Lee Jae-yong: Samsung-Erbe von Gericht freigesprochen
Der Erbe des Samsung-Imperiums, Lee Jae-yong, ist von einem Gericht vom Vorwurf der Aktienmanipulation und anderer Finanzvergehen freigesprochen worden. Das Bezirksgericht in Seoul verkündete am Montag in erster Instanz sein Urteil.
In dem Prozess ging es unter anderem um die umstrittene Fusion zweier Tochterunternehmen des größten südkoreanischen Konzerns vor neun Jahren.

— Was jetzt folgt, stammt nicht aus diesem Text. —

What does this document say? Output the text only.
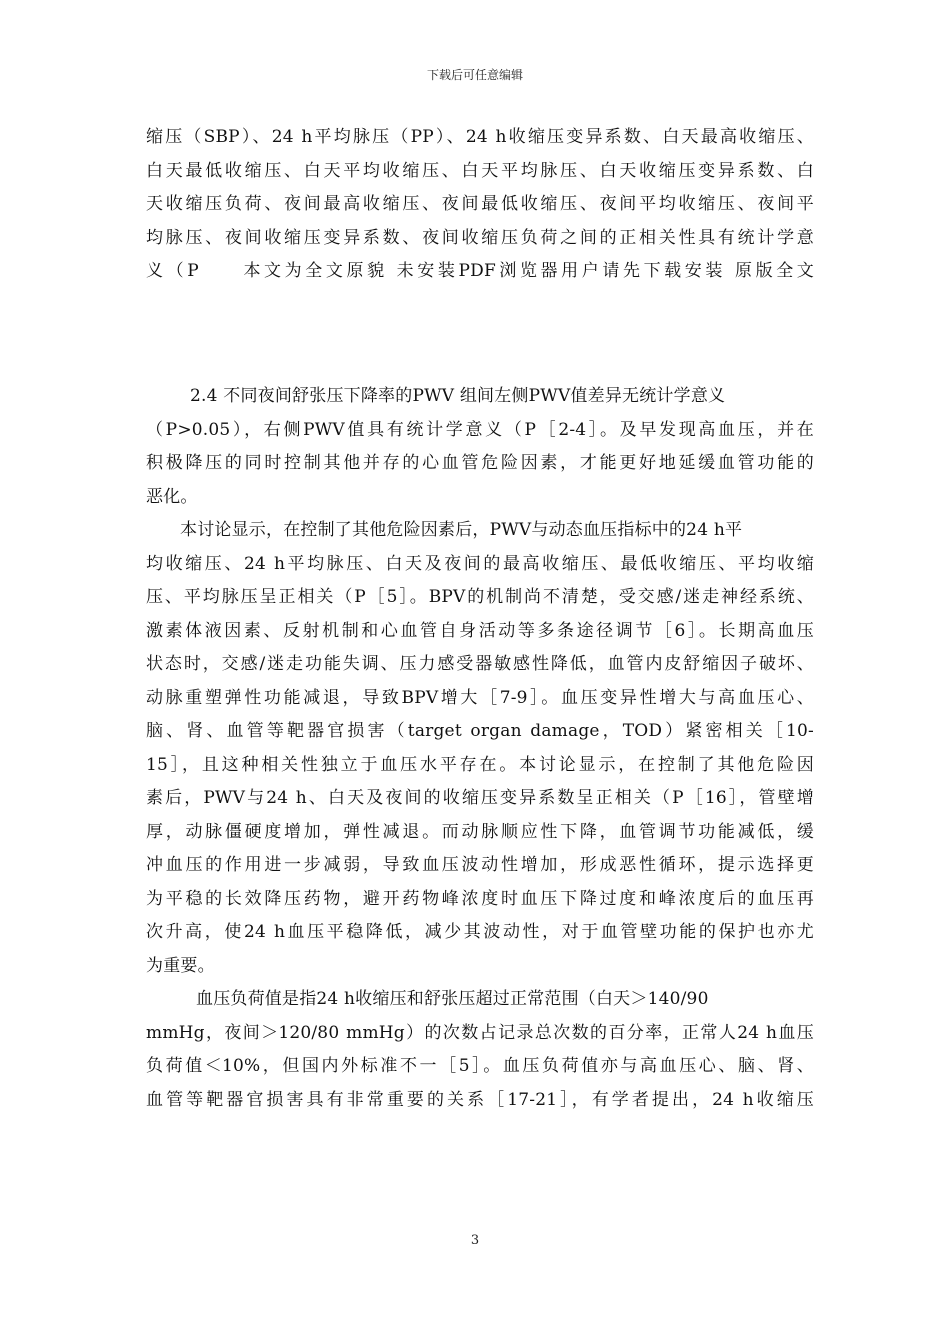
下载后可任意编辑
缩压（SBP）、24 h平均脉压（PP）、24 h收缩压变异系数、白天最高收缩压、
白天最低收缩压、白天平均收缩压、白天平均脉压、白天收缩压变异系数、白
天收缩压负荷、夜间最高收缩压、夜间最低收缩压、夜间平均收缩压、夜间平
均脉压、夜间收缩压变异系数、夜间收缩压负荷之间的正相关性具有统计学意
义（P　　本文为全文原貌 未安装PDF浏览器用户请先下载安装 原版全文
2.4 不同夜间舒张压下降率的PWV 组间左侧PWV值差异无统计学意义
（P>0.05），右侧PWV值具有统计学意义（P［2-4］。及早发现高血压，并在
积极降压的同时控制其他并存的心血管危险因素，才能更好地延缓血管功能的
恶化。
本讨论显示，在控制了其他危险因素后，PWV与动态血压指标中的24 h平
均收缩压、24 h平均脉压、白天及夜间的最高收缩压、最低收缩压、平均收缩
压、平均脉压呈正相关（P［5］。BPV的机制尚不清楚，受交感/迷走神经系统、
激素体液因素、反射机制和心血管自身活动等多条途径调节［6］。长期高血压
状态时，交感/迷走功能失调、压力感受器敏感性降低，血管内皮舒缩因子破坏、
动脉重塑弹性功能减退，导致BPV增大［7-9］。血压变异性增大与高血压心、
脑、肾、血管等靶器官损害（target organ damage，TOD）紧密相关［10-
15］，且这种相关性独立于血压水平存在。本讨论显示，在控制了其他危险因
素后，PWV与24 h、白天及夜间的收缩压变异系数呈正相关（P［16］，管壁增
厚，动脉僵硬度增加，弹性减退。而动脉顺应性下降，血管调节功能减低，缓
冲血压的作用进一步减弱，导致血压波动性增加，形成恶性循环，提示选择更
为平稳的长效降压药物，避开药物峰浓度时血压下降过度和峰浓度后的血压再
次升高，使24 h血压平稳降低，减少其波动性，对于血管壁功能的保护也亦尤
为重要。
血压负荷值是指24 h收缩压和舒张压超过正常范围（白天＞140/90
mmHg，夜间＞120/80 mmHg）的次数占记录总次数的百分率，正常人24 h血压
负荷值＜10%，但国内外标准不一［5］。血压负荷值亦与高血压心、脑、肾、
血管等靶器官损害具有非常重要的关系［17-21］，有学者提出，24 h收缩压
3
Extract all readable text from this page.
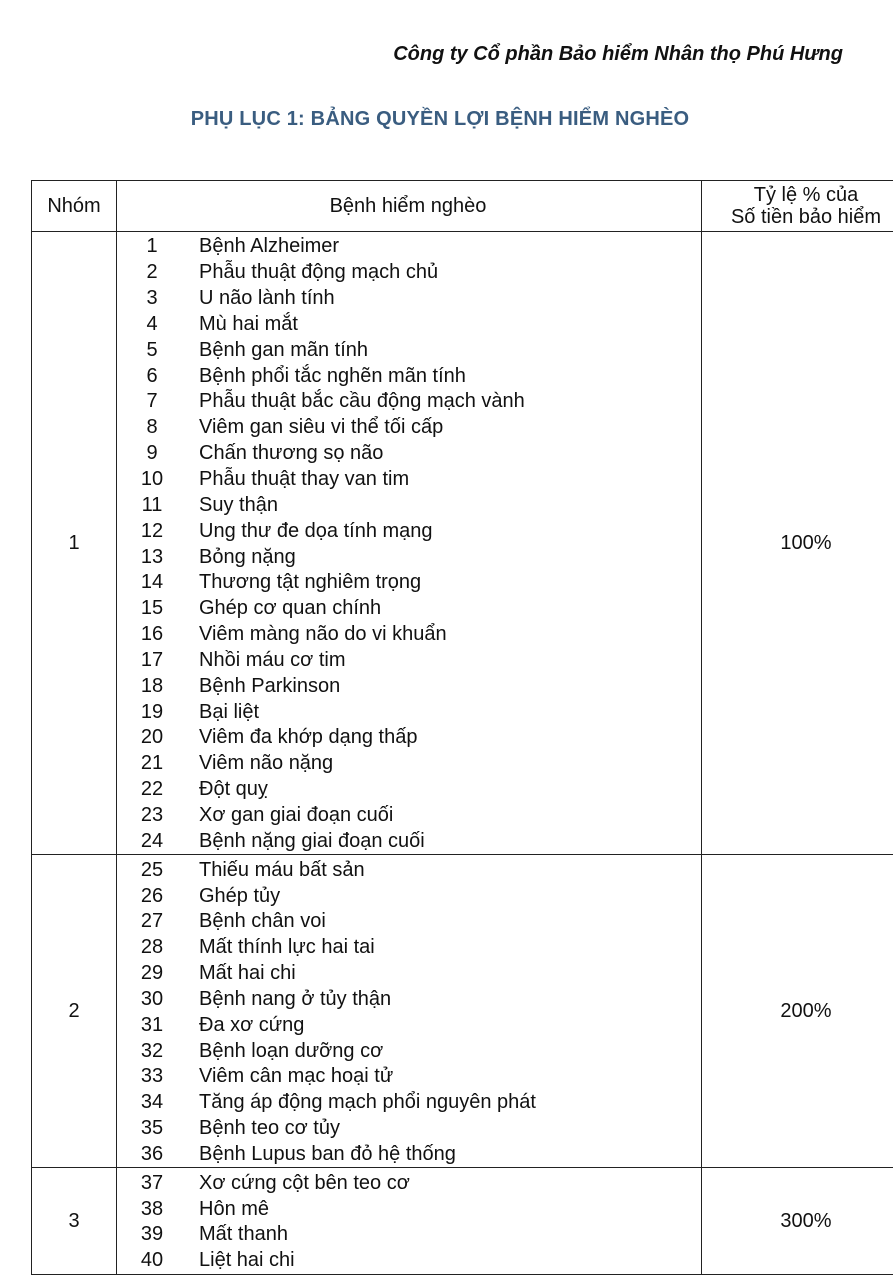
Công ty Cổ phần Bảo hiểm Nhân thọ Phú Hưng
PHỤ LỤC 1: BẢNG QUYỀN LỢI BỆNH HIỂM NGHÈO
Nhóm	Bệnh hiểm nghèo	Tỷ lệ % của
Số tiền bảo hiểm
1	100%
1	Bệnh Alzheimer
2	Phẫu thuật động mạch chủ
3	U não lành tính
4	Mù hai mắt
5	Bệnh gan mãn tính
6	Bệnh phổi tắc nghẽn mãn tính
7	Phẫu thuật bắc cầu động mạch vành
8	Viêm gan siêu vi thể tối cấp
9	Chấn thương sọ não
10	Phẫu thuật thay van tim
11	Suy thận
12	Ung thư đe dọa tính mạng
13	Bỏng nặng
14	Thương tật nghiêm trọng
15	Ghép cơ quan chính
16	Viêm màng não do vi khuẩn
17	Nhồi máu cơ tim
18	Bệnh Parkinson
19	Bại liệt
20	Viêm đa khớp dạng thấp
21	Viêm não nặng
22	Đột quỵ
23	Xơ gan giai đoạn cuối
24	Bệnh nặng giai đoạn cuối
2	200%
25	Thiếu máu bất sản
26	Ghép tủy
27	Bệnh chân voi
28	Mất thính lực hai tai
29	Mất hai chi
30	Bệnh nang ở tủy thận
31	Đa xơ cứng
32	Bệnh loạn dưỡng cơ
33	Viêm cân mạc hoại tử
34	Tăng áp động mạch phổi nguyên phát
35	Bệnh teo cơ tủy
36	Bệnh Lupus ban đỏ hệ thống
3	300%
37	Xơ cứng cột bên teo cơ
38	Hôn mê
39	Mất thanh
40	Liệt hai chi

Dem 55-jährigen Lee hätten keine illegalen Aktivitäten nachgewiesen werden können, hieß es nach Berichten südkoreanischer Sender in dem Urteil.

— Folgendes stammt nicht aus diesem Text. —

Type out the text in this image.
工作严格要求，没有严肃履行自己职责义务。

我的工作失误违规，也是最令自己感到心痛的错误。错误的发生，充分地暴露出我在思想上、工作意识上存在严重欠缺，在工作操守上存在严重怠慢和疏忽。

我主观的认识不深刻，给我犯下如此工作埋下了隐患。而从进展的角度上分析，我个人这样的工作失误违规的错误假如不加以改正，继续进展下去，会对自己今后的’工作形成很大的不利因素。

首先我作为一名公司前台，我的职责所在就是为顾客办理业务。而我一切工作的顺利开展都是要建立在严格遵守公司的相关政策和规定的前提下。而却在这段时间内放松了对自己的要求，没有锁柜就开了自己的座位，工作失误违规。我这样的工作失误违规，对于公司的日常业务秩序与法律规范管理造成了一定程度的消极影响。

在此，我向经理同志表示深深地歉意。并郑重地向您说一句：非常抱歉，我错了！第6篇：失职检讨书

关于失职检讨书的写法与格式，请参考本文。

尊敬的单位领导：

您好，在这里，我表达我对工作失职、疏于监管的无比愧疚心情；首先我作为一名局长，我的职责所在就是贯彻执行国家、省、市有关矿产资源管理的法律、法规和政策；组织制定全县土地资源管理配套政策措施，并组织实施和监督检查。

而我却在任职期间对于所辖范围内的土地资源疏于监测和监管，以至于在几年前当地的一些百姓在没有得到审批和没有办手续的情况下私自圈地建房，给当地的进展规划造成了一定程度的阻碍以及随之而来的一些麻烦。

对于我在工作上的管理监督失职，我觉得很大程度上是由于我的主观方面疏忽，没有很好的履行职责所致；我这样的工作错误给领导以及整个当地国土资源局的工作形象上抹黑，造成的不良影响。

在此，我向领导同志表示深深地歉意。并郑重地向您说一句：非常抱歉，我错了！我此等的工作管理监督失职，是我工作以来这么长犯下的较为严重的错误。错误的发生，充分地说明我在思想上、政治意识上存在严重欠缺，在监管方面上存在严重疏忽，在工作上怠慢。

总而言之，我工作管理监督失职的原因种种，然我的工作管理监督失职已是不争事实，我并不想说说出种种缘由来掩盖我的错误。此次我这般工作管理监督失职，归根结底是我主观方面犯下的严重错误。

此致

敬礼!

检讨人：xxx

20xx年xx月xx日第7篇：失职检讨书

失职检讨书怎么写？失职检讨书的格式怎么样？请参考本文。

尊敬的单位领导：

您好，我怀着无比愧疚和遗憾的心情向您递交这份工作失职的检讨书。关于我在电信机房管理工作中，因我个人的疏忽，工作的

Bei der Anklage gegen den Vorstandsvorsitzenden des Speicherchip-Marktführers Samsung Electronics ging es um die Hintergründe des Zusammenschlusses des Bauunternehmens Samsung C&T mit der Konzerntochter Cheil Industries im Jahr 2015. Kritiker sahen in der Fusion eine Stärkung der Samsung-Gründerfamilie. Lee ist der Enkel des Firmengründers Lee Byung-chull.
Lee hat schon Haft wegen Korruption und eine Begnadigung hinter sich
Lee Jae-yong wurde Anfang 2021 bereits wegen Korruption zu etwas mehr als zwei Jahren Haft verurteilt . Sieben Monate nach Haftantritt wurde er auf Bewährung freigelassen und im August 2022 schließlich begnadigt . Der offizielle Grund für die Begnadigung war die schwächelnde Wirtschaft Südkoreas, die die Regierung dazu veranlasste, ausgewählte Wirtschaftsführer zu begnadigen.

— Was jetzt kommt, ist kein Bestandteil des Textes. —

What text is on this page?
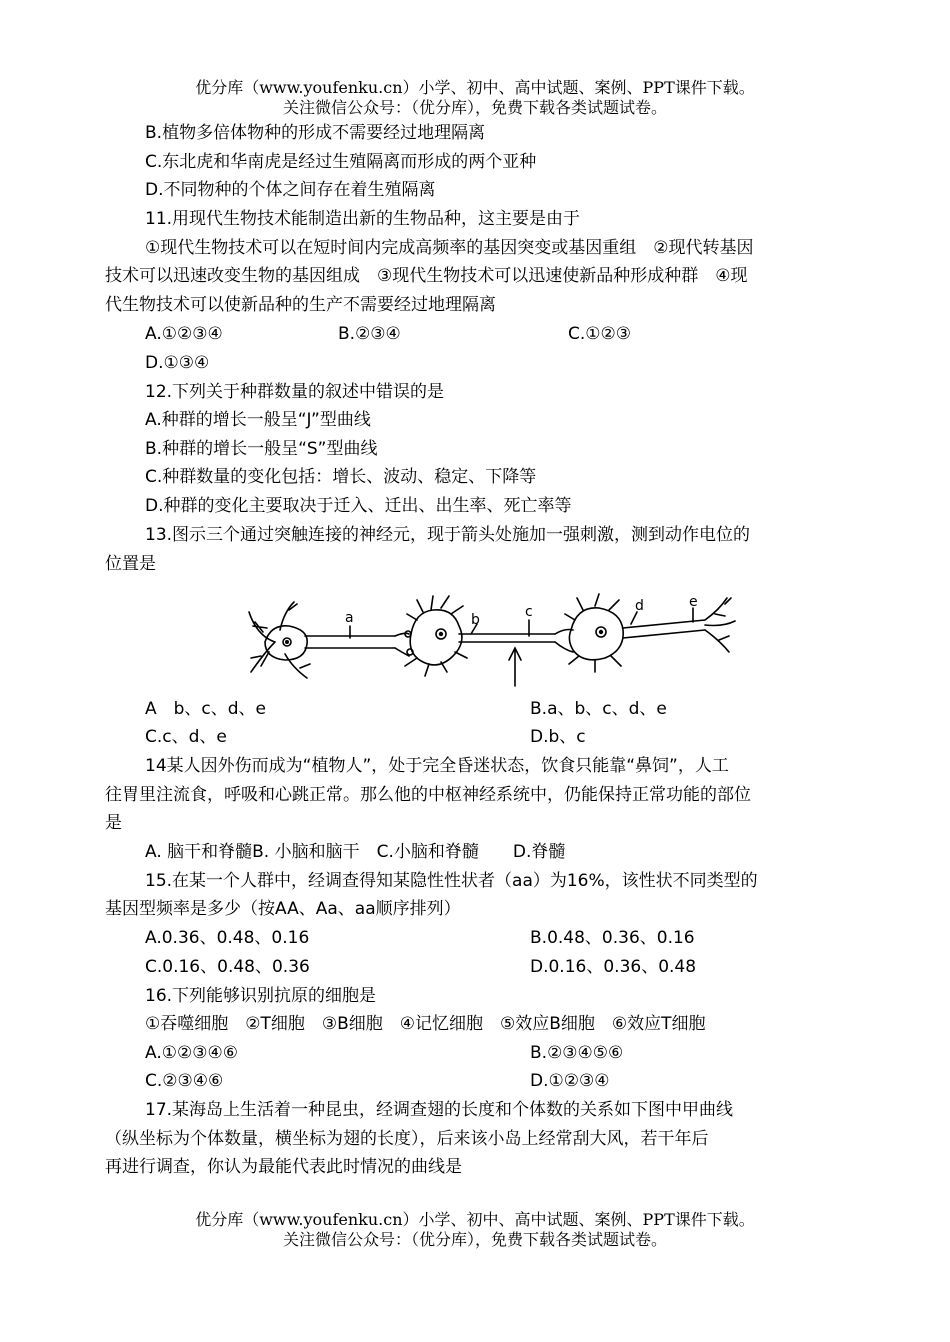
优分库（www.youfenku.cn）小学、初中、高中试题、案例、PPT课件下载。
关注微信公众号：（优分库），免费下载各类试题试卷。
B.植物多倍体物种的形成不需要经过地理隔离
C.东北虎和华南虎是经过生殖隔离而形成的两个亚种
D.不同物种的个体之间存在着生殖隔离
11.用现代生物技术能制造出新的生物品种，这主要是由于
①现代生物技术可以在短时间内完成高频率的基因突变或基因重组　②现代转基因
技术可以迅速改变生物的基因组成　③现代生物技术可以迅速使新品种形成种群　④现
代生物技术可以使新品种的生产不需要经过地理隔离
A.①②③④	B.②③④	C.①②③
D.①③④
12.下列关于种群数量的叙述中错误的是
A.种群的增长一般呈“J”型曲线
B.种群的增长一般呈“S”型曲线
C.种群数量的变化包括：增长、波动、稳定、下降等
D.种群的变化主要取决于迁入、迁出、出生率、死亡率等
13.图示三个通过突触连接的神经元，现于箭头处施加一强刺激，测到动作电位的
位置是
a	b	c	d	e
A　b、c、d、e	B.a、b、c、d、e
C.c、d、e	D.b、c
14某人因外伤而成为“植物人”，处于完全昏迷状态，饮食只能靠“鼻饲”，人工
往胃里注流食，呼吸和心跳正常。那么他的中枢神经系统中，仍能保持正常功能的部位
是
A. 脑干和脊髓B. 小脑和脑干　C.小脑和脊髓　　D.脊髓
15.在某一个人群中，经调查得知某隐性性状者（aa）为16%，该性状不同类型的
基因型频率是多少（按AA、Aa、aa顺序排列）
A.0.36、0.48、0.16	B.0.48、0.36、0.16
C.0.16、0.48、0.36	D.0.16、0.36、0.48
16.下列能够识别抗原的细胞是
①吞噬细胞　②T细胞　③B细胞　④记忆细胞　⑤效应B细胞　⑥效应T细胞
A.①②③④⑥	B.②③④⑤⑥
C.②③④⑥	D.①②③④
17.某海岛上生活着一种昆虫，经调查翅的长度和个体数的关系如下图中甲曲线
（纵坐标为个体数量，横坐标为翅的长度），后来该小岛上经常刮大风，若干年后
再进行调查，你认为最能代表此时情况的曲线是
优分库（www.youfenku.cn）小学、初中、高中试题、案例、PPT课件下载。
关注微信公众号：（优分库），免费下载各类试题试卷。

In dem Korruptionsprozess sah es das Gericht als erwiesen an, dass Lee der früheren Staatschefin Park Geun-hye und einer ihrer Vertrauten Geld angeboten hatte, um politische Unterstützung für den Machttransfer innerhalb des größten südkoreanischen Mischkonzerns zu bekommen. Beide Prozesse gehören zum gleichen Verfahrenskomplex.